A Missouri pawn shop in November agreed to a $2.2 million settlement for selling a gun to a mentally ill woman — over the protests of her mother — who used the gun to murder her father. This came after the Missouri State Supreme Court held the federal Protection of Lawful Commerce in Arms Act did not preempt the suit’s claim of negligent entrustment.
In November, a Milwaukee County court dismissed a wrongful death lawsuit against online classified service Armslist in connection to a 2012 murder. Backed by the Brady Campaign, the Wisconsin judge held that since Armslist did not create the ad or directly become involved in the transaction, they couldn’t be held at fault.

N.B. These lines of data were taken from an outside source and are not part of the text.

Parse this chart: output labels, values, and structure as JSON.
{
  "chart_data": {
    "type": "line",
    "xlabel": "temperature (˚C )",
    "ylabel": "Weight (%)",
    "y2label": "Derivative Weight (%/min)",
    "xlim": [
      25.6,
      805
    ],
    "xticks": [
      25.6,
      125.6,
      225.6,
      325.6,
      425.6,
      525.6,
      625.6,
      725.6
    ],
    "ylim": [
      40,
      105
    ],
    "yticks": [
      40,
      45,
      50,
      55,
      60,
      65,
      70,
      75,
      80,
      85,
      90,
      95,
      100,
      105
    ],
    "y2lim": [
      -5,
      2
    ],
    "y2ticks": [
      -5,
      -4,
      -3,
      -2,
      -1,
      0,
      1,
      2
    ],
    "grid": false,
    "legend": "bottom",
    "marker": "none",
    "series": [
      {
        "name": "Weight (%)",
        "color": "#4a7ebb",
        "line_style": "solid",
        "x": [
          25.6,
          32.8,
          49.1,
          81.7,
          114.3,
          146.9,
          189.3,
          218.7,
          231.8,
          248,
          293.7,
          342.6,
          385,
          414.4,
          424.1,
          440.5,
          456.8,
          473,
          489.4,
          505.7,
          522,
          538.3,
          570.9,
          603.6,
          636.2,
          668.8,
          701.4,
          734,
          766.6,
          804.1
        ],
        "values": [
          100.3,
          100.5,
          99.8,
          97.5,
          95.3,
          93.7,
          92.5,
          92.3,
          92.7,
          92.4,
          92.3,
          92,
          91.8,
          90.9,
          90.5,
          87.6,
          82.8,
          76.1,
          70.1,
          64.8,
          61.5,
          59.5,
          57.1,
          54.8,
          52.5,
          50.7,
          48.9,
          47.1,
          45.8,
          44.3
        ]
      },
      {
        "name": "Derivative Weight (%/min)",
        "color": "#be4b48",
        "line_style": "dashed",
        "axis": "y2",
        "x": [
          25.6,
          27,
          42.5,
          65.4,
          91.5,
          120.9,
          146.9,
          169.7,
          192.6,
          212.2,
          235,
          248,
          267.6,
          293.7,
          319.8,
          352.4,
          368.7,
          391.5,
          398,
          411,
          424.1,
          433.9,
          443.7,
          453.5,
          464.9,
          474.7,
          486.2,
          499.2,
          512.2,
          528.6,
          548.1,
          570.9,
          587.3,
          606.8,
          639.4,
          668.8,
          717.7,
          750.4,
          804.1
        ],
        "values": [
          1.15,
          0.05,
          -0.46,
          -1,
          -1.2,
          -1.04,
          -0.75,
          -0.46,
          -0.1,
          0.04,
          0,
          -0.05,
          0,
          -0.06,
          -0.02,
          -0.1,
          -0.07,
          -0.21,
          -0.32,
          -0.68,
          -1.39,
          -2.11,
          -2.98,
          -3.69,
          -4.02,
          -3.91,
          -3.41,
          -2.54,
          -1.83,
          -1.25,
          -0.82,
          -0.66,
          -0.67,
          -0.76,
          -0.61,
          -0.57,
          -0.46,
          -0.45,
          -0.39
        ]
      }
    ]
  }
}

The federal government found itself mired in a series of lawsuits from the families of those murdered with guns stolen from federal agents including a high-profile San Francisco case brought by the family of a woman killed by an illegal immigrant with a stolen federal officer’s service weapon.
Tasers
This year has produced a bumper crop of lawsuits seeking to repeal local and state bans on civilian possession of taser style weapons fueled by the U.S. Supreme Court’s treatment of a Massachusetts case in which the high court found the Second Amendment protects the devices. This led to challenges in Washington, D.C., New Jersey, New Orleans, and New York. Some areas with bans quickly scrapped them rather than electing to defend a taser prohibition in court.
Supreme Court
The sudden death in March of U.S. Justice Antonin Scalia in March, a conservative stalwart on the bench who penned the landmark Heller decision on gun rights, led to a political hot potato for the White House with a Republican-controlled Senate refusing to hold hearings on President Obama’s nominee to replace Scalia, D.C. Circuit Court Chief Judge Merrick Garland. The prospect of the next President stacking the deck on the high court to the left or right became political fodder throughout the election race to the White House while Garland’s nomination possibility dimmed.
Efforts to force a vote on, or garner a recess appointment for, Garland circulated through the end of the year, though they were largely rebuffed.